Javier Cabrera

Personal information
- Full name: Marcelo Javier Cabrera Rivera
- Date of birth: 18 March 1992 (age 34)
- Place of birth: Florida, Uruguay
- Height: 1.68 m (5 ft 6 in)
- Position: Winger

Team information
- Current team: Peñarol
- Number: 7

Youth career
- Montevideo Wanderers

Senior career*
- Years: Team / Apps / (Gls)
- 2010–2017: Montevideo Wanderers / 125 / (7)
- 2014–2015: → Recreativo (loan) / 21 / (0)
- 2016–2017: → Argentinos Juniors (loan) / 38 / (6)
- 2017–2018: Argentinos Juniors / 26 / (1)
- 2018–2019: Toluca / 5 / (0)
- 2019: Montevideo Wanderers / 12 / (1)
- 2019–2020: Melbourne City / 9 / (1)
- 2020: Unión Santa Fe / 13 / (2)
- 2021–2023: Argentinos Juniors / 103 / (4)
- 2024–: Peñarol / 48 / (6)

= Javier Cabrera (footballer) =

Uruguayan footballer (born 1992)

Marcelo Javier Cabrera Rivera (born 18 March 1992) is a Uruguayan footballer who plays for Peñarol as a right winger.

==Club career==
Born in Florida, Cabrera graduated from Montevideo Wanderers F.C.'s youth setup. On 11 April 2010, he played his first match as a professional, coming on as a late substitute in a 1–1 away draw against Liverpool F.C. for the Uruguayan Primera División championship.

Cabrera scored his first professional goal on 2 October 2010, in a 2–0 away win against Racing Club de Montevideo. He appeared regularly for the club in the following three campaigns, but with his side only achieving mid-table positions.

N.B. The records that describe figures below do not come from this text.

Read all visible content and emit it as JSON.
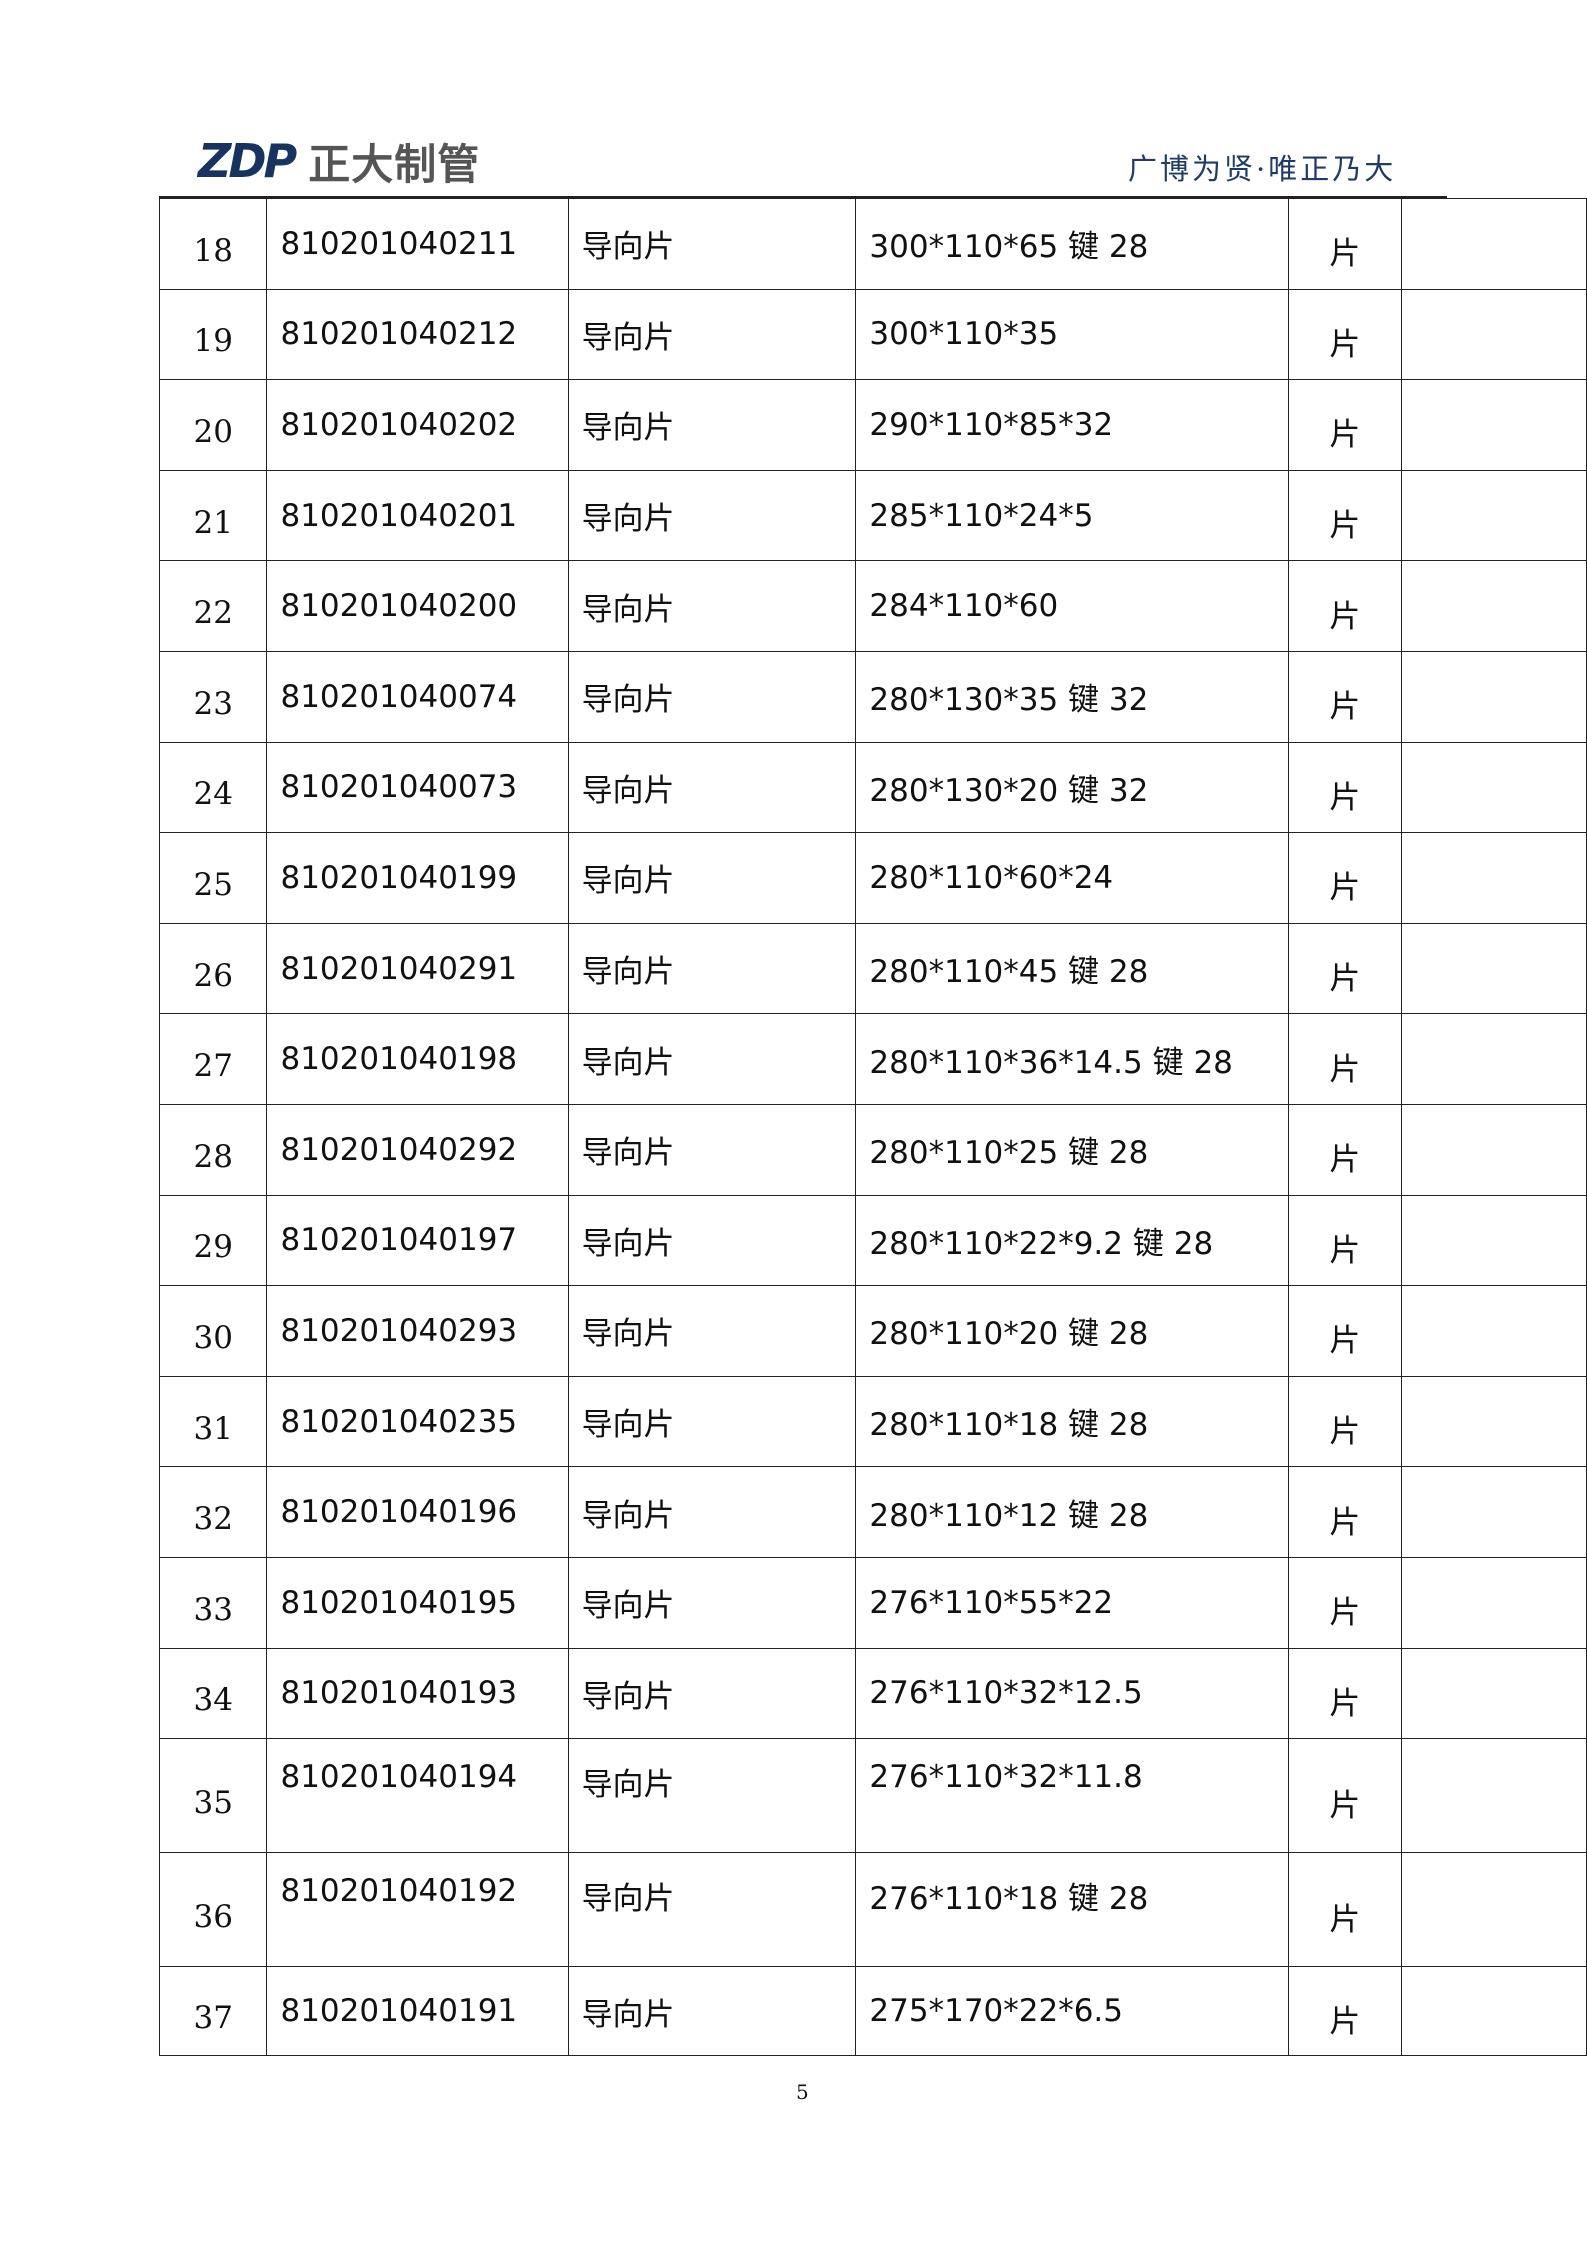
{
  "header": {
    "logo_mark": "ZDP",
    "logo_text": "正大制管",
    "tagline": "广博为贤·唯正乃大"
  },
  "rows": [
    {
      "no": "18",
      "code": "810201040211",
      "name": "导向片",
      "spec": "300*110*65 键 28",
      "unit": "片",
      "remark": ""
    },
    {
      "no": "19",
      "code": "810201040212",
      "name": "导向片",
      "spec": "300*110*35",
      "unit": "片",
      "remark": ""
    },
    {
      "no": "20",
      "code": "810201040202",
      "name": "导向片",
      "spec": "290*110*85*32",
      "unit": "片",
      "remark": ""
    },
    {
      "no": "21",
      "code": "810201040201",
      "name": "导向片",
      "spec": "285*110*24*5",
      "unit": "片",
      "remark": ""
    },
    {
      "no": "22",
      "code": "810201040200",
      "name": "导向片",
      "spec": "284*110*60",
      "unit": "片",
      "remark": ""
    },
    {
      "no": "23",
      "code": "810201040074",
      "name": "导向片",
      "spec": "280*130*35 键 32",
      "unit": "片",
      "remark": ""
    },
    {
      "no": "24",
      "code": "810201040073",
      "name": "导向片",
      "spec": "280*130*20 键 32",
      "unit": "片",
      "remark": ""
    },
    {
      "no": "25",
      "code": "810201040199",
      "name": "导向片",
      "spec": "280*110*60*24",
      "unit": "片",
      "remark": ""
    },
    {
      "no": "26",
      "code": "810201040291",
      "name": "导向片",
      "spec": "280*110*45 键 28",
      "unit": "片",
      "remark": ""
    },
    {
      "no": "27",
      "code": "810201040198",
      "name": "导向片",
      "spec": "280*110*36*14.5 键 28",
      "unit": "片",
      "remark": ""
    },
    {
      "no": "28",
      "code": "810201040292",
      "name": "导向片",
      "spec": "280*110*25 键 28",
      "unit": "片",
      "remark": ""
    },
    {
      "no": "29",
      "code": "810201040197",
      "name": "导向片",
      "spec": "280*110*22*9.2 键 28",
      "unit": "片",
      "remark": ""
    },
    {
      "no": "30",
      "code": "810201040293",
      "name": "导向片",
      "spec": "280*110*20 键 28",
      "unit": "片",
      "remark": ""
    },
    {
      "no": "31",
      "code": "810201040235",
      "name": "导向片",
      "spec": "280*110*18 键 28",
      "unit": "片",
      "remark": ""
    },
    {
      "no": "32",
      "code": "810201040196",
      "name": "导向片",
      "spec": "280*110*12  键 28",
      "unit": "片",
      "remark": ""
    },
    {
      "no": "33",
      "code": "810201040195",
      "name": "导向片",
      "spec": "276*110*55*22",
      "unit": "片",
      "remark": ""
    },
    {
      "no": "34",
      "code": "810201040193",
      "name": "导向片",
      "spec": "276*110*32*12.5",
      "unit": "片",
      "remark": ""
    },
    {
      "no": "35",
      "code": "810201040194",
      "name": "导向片",
      "spec": "276*110*32*11.8",
      "unit": "片",
      "remark": ""
    },
    {
      "no": "36",
      "code": "810201040192",
      "name": "导向片",
      "spec": "276*110*18 键 28",
      "unit": "片",
      "remark": ""
    },
    {
      "no": "37",
      "code": "810201040191",
      "name": "导向片",
      "spec": "275*170*22*6.5",
      "unit": "片",
      "remark": ""
    }
  ],
  "footer": {
    "page_number": "5"
  }
}
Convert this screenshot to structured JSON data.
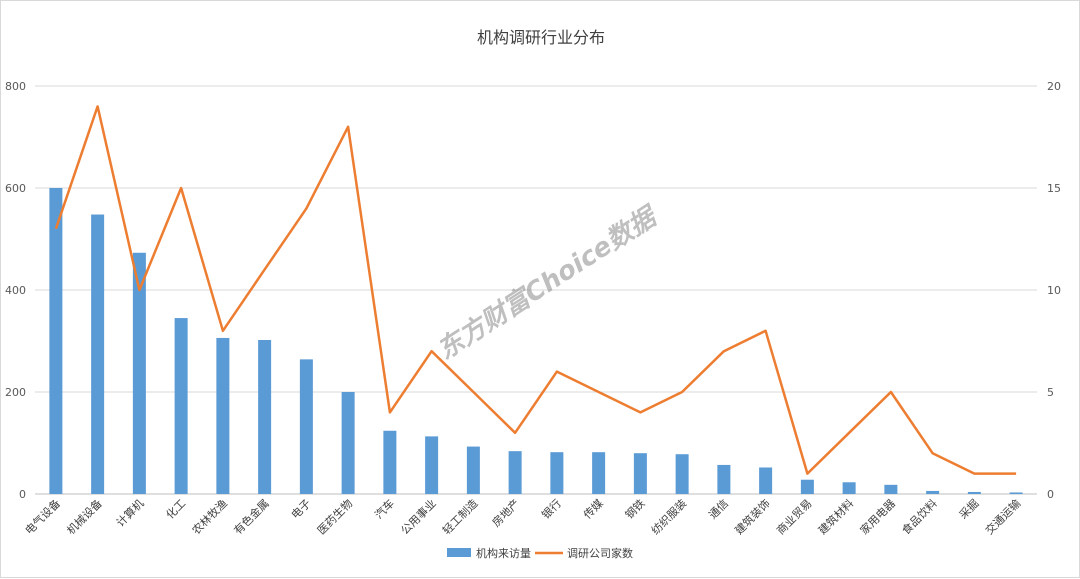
{
  "chart_data": {
    "type": "bar",
    "title": "机构调研行业分布",
    "categories": [
      "电气设备",
      "机械设备",
      "计算机",
      "化工",
      "农林牧渔",
      "有色金属",
      "电子",
      "医药生物",
      "汽车",
      "公用事业",
      "轻工制造",
      "房地产",
      "银行",
      "传媒",
      "钢铁",
      "纺织服装",
      "通信",
      "建筑装饰",
      "商业贸易",
      "建筑材料",
      "家用电器",
      "食品饮料",
      "采掘",
      "交通运输"
    ],
    "series": [
      {
        "name": "机构来访量",
        "axis": "left",
        "type": "bar",
        "color": "#5b9bd5",
        "values": [
          600,
          548,
          473,
          345,
          306,
          302,
          264,
          200,
          124,
          113,
          93,
          84,
          82,
          82,
          80,
          78,
          57,
          52,
          28,
          23,
          18,
          6,
          4,
          3
        ]
      },
      {
        "name": "调研公司家数",
        "axis": "right",
        "type": "line",
        "color": "#ed7d31",
        "values": [
          13,
          19,
          10,
          15,
          8,
          11,
          14,
          18,
          4,
          7,
          5,
          3,
          6,
          5,
          4,
          5,
          7,
          8,
          1,
          3,
          5,
          2,
          1,
          1
        ]
      }
    ],
    "y_left": {
      "min": 0,
      "max": 800,
      "ticks": [
        "0",
        "200",
        "400",
        "600",
        "800"
      ]
    },
    "y_right": {
      "min": 0,
      "max": 20,
      "ticks": [
        "0",
        "5",
        "10",
        "15",
        "20"
      ]
    },
    "grid": true,
    "legend_position": "bottom",
    "watermark": "东方财富Choice数据"
  }
}
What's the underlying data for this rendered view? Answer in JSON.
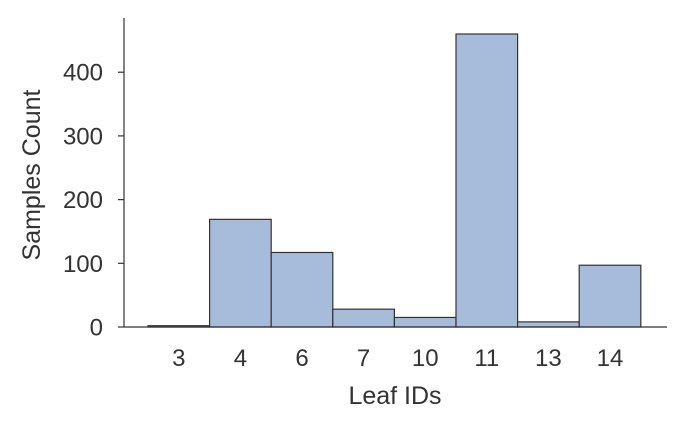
{
  "chart_data": {
    "type": "bar",
    "categories": [
      "3",
      "4",
      "6",
      "7",
      "10",
      "11",
      "13",
      "14"
    ],
    "values": [
      2,
      169,
      117,
      28,
      15,
      460,
      8,
      97
    ],
    "title": "",
    "xlabel": "Leaf IDs",
    "ylabel": "Samples Count",
    "ylim": [
      0,
      460
    ],
    "yticks": [
      0,
      100,
      200,
      300,
      400
    ],
    "grid": false,
    "bar_color": "#a7bcda",
    "bar_edge_color": "#333333"
  }
}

On 21 July 2014 Cabrera signed a one-year loan deal with Recreativo de Huelva, in Spanish Segunda División. He made his debut for the club on 31 August, starting in a 0–0 away draw against Deportivo Alavés.

On 9 July 2019, Cabrera was signed on a 2-year deal by Australian A-League club Melbourne City.